A ideia de reunir esses trabalhos tomou corpo a partir da videoinstalação Viagem de Um Jovem Pintor à Bahia, de Pedro Coelho. O vídeo de 24 minutos, e que está em exibição no espaço, tem o mesmo nome do livro publicado por José Cláudio documentando sua viagem àquele estado em 1956 e cujo exemplar Pedro achou por em um sebo. Fascinado com a obra, pesquisou mais sobre o artista e descobriu que compartilhavam certo grau de parentesco.

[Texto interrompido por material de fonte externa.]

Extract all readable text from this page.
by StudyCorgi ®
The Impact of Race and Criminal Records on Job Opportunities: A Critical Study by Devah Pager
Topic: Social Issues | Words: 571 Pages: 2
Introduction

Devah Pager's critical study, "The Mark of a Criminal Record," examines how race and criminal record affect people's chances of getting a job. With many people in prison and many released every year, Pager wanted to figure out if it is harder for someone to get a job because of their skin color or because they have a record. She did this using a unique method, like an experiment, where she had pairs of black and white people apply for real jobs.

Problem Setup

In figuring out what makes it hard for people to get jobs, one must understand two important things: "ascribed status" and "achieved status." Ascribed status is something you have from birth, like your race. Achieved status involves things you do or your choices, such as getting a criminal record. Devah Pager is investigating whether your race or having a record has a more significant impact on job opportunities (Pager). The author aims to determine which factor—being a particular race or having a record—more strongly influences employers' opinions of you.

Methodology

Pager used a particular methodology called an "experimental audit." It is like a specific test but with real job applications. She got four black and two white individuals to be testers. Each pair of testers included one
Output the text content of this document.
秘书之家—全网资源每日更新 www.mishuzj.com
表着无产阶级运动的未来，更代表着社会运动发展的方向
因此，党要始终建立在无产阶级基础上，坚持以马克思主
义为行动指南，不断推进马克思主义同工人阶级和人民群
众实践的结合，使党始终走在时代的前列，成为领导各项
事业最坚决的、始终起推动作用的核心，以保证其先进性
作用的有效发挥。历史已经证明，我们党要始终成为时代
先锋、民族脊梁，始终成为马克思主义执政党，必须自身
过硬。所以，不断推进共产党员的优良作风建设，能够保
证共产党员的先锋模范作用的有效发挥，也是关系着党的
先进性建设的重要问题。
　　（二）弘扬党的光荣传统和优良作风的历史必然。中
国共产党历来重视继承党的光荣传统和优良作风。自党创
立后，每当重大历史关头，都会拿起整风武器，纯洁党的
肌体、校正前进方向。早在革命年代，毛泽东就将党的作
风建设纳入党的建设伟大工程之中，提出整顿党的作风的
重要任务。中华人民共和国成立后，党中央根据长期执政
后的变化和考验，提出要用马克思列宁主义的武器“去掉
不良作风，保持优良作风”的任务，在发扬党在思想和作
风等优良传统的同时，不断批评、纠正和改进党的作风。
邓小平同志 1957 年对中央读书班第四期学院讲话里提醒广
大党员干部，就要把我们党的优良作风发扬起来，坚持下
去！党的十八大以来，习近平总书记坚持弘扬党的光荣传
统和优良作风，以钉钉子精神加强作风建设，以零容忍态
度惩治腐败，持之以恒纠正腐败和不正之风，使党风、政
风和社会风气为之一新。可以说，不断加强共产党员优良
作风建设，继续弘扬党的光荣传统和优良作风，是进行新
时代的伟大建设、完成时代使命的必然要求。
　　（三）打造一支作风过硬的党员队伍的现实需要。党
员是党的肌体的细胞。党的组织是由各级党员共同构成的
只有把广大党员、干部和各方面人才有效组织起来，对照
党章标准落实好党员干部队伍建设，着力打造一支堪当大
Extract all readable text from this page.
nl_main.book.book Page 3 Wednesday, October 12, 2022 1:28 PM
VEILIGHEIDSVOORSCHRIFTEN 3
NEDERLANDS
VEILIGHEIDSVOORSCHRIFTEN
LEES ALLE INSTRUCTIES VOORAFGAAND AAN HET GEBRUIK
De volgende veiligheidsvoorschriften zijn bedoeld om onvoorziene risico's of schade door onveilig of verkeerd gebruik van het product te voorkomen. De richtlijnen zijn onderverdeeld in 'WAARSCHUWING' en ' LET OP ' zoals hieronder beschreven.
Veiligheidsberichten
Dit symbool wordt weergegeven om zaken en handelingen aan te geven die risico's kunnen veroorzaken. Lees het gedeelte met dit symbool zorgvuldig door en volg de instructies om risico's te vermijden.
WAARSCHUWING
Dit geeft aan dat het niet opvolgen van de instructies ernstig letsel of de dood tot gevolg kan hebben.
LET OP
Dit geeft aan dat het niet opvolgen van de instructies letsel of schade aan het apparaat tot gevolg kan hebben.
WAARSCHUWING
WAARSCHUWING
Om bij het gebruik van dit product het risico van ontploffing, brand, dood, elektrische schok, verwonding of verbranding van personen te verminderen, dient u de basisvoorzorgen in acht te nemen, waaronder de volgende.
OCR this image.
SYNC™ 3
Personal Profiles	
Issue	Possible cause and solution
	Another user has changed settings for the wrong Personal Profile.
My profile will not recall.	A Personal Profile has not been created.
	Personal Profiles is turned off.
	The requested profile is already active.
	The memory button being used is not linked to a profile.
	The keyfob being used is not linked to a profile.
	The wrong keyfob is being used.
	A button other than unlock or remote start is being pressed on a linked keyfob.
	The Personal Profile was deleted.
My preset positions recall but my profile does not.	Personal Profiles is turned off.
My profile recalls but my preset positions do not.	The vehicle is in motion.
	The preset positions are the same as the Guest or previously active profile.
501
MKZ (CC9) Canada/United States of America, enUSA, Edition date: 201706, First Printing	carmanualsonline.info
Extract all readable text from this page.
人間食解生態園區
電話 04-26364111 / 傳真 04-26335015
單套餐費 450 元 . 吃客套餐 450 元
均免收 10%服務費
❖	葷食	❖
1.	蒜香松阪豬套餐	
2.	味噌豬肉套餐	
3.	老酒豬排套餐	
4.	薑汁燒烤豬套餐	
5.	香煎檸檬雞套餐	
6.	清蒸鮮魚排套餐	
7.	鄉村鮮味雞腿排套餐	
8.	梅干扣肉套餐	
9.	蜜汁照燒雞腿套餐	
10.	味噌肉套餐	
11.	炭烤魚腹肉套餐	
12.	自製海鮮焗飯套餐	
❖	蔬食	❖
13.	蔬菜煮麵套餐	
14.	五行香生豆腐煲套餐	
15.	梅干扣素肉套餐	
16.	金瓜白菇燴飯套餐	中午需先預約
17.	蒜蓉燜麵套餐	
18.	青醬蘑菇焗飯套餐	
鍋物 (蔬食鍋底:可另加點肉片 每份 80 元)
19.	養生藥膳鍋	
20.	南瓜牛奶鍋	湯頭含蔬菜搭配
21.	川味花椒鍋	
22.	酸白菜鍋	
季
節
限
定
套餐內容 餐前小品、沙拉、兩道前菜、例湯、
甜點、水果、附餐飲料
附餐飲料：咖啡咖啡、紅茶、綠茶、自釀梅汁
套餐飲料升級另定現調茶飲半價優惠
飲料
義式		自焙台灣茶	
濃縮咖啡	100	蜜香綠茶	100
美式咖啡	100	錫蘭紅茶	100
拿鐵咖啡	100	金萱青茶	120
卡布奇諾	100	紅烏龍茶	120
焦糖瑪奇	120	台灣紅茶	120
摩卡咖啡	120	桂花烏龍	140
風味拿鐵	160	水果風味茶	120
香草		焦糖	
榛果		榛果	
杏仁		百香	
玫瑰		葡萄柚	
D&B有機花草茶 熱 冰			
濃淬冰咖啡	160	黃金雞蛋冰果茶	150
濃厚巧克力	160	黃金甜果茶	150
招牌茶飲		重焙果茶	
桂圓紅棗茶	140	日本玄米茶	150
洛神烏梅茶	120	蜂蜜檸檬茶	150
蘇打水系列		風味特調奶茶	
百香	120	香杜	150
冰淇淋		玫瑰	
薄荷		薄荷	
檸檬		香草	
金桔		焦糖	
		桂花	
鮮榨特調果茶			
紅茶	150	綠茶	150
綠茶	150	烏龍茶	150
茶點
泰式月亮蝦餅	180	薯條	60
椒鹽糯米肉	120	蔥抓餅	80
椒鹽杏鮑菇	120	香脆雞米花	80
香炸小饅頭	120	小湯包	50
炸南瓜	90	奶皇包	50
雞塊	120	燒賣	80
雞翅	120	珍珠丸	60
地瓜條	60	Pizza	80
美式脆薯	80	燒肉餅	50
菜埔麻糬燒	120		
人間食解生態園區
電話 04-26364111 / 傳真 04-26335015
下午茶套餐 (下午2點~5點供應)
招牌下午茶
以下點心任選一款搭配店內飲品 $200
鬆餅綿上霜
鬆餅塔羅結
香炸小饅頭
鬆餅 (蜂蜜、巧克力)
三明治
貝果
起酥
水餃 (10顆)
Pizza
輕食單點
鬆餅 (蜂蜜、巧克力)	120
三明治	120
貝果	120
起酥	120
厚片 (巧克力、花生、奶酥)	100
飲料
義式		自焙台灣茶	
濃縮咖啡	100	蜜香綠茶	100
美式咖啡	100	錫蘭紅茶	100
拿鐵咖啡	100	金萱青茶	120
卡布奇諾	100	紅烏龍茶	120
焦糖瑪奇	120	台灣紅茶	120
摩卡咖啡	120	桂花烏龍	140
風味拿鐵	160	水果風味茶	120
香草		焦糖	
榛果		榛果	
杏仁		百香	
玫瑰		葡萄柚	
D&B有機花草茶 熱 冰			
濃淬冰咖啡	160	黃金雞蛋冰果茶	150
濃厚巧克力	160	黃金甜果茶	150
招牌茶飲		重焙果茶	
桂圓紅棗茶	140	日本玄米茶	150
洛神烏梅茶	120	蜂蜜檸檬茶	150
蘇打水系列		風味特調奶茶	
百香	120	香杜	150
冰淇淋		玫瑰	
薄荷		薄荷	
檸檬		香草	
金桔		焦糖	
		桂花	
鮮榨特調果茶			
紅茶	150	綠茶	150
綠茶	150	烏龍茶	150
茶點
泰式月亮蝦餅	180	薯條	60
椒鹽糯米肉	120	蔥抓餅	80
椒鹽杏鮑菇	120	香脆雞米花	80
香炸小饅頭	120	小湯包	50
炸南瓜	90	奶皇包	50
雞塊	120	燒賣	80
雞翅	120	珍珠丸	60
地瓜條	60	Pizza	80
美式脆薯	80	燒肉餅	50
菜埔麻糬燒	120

“Para mim, foi uma alegria saber que ele é meu sobrinho-neto e que, além disso, alguém da minha família também estava envolvido com arte. O filme dele é belíssimo, o mais bonito que eu já vi”, afirmou, orgulhoso, José Cláudio.

A celebração de sua obra é, para o artista, que tem 87 anos e continua trabalhando diariamente, um momento de reencontro com diferentes momentos de sua trajetória. Fundador do Ateliê Coletivo da Sociedade de Arte Moderna do Recife, ao lado de artistas como Samico e Virgolino, José Cláudio contou no início da carreira com orientações de mestres como Di Cavalcanti, Mário Cravo Júnior e Carybé. Seus traços marcantes, evidenciados na pluralidade das obras expostas na retrospectiva, logo o posicionaram como um dos grandes talentos e de sua geração.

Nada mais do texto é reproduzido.